The Ferrero Rocher brand, however, has penetrated the Chinese adult chocolate market very well, said Kuiler. His judgment is also backed up by Euromonitor’s latest data, which shows that Ferrero’s share currently ranks second in the nation’s chocolate confectionery market.
Following Nestlé’s footstep?
Kuiler suggested that Ferrero’s entry into the candy space was an “obvious” move. “Candy is an adjacent category to Ferrero’s [chocolate portfolio], but there are not particularly any well-organized brands in the market that are doing very well,” he said.
The question is: Can Ferrero guarantee that Ferrara appeals to Chinese consumers when products like Trolli and Black Forrest gummies are introduced to the country? Kuiler said to look at some of Ferrero’s competitors for an answer.
“It’s still early days, but international companies can certainly explore the candy space in China with a good range of products… it’s just that few have done it in a very organized manner,” he said. “Nestlé Australia, for example, is trying to bring Allen’s (a chewy candy brand) to China.”
Nestlé previously acquired Hsu Fu Chi (徐福记), a native Chinese confectionery and snack company, for $1.7bn in 2011. Hsu Fu Chi’s own branded gummies and its Dr Bear (熊博士) gummy rank third and second respectively in China’s pastilles, gums, jellies and chews category in terms of retail value, according to Euromonitor.
In addition to Want Want Holdings-owned Wang Zai QQ (旺仔), which is currently the largest gummy brand in China, “there are some Japanese and Korean gummy products in the country, and Haribo’s Gold Bears from Germany is also doing quite well,” added Kuiler.
Adapting product formats
Kuiler told ConfectioneryNews low sweetness, small portions, and the novelty of color usually resonate well with the Chinese consumers – “that’s probably why gummies are popular here,” he said.

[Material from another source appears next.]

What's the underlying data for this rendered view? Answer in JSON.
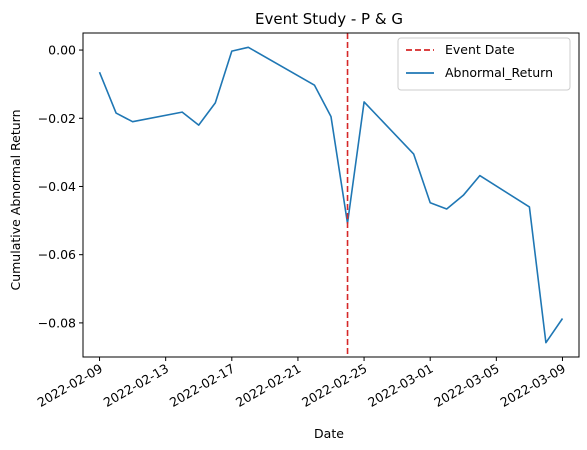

“I don’t think Chinese consumers are eating confectioneries for treat or indulgence sake. It’s bit more of modest consumption.”
According to Euromonitor’s latest market report, volume sales of chocolate confectionery saw a 2% decline in 2017 in China due to “strengthening consumer awareness of healthy diets.”
Because of the healthy trends, Kuiler said, “product profile is the number one priority” especially when a western indulgent confectionery player brings its products to China.
“We have done a lot of work for brands like Pepperidge Farm, Dove and Hershey’s Reese’s before. Many of them had to adapt to smaller portion, less intensity of sweetness to fit the Asian palate,” he said. “In order to entice consumers to try new products, [those brands] also need to have single-serve packs available in convenience stores.”
It is uncertain if Ferrero will eventually bring Ferrara’s gummies to China, but Kuiler said as long as an international confectioner wants to do business in the country, it needs to have a brand new marketing plan because “everything you learned back home that could drive your brand doesn’t necessarily work here.”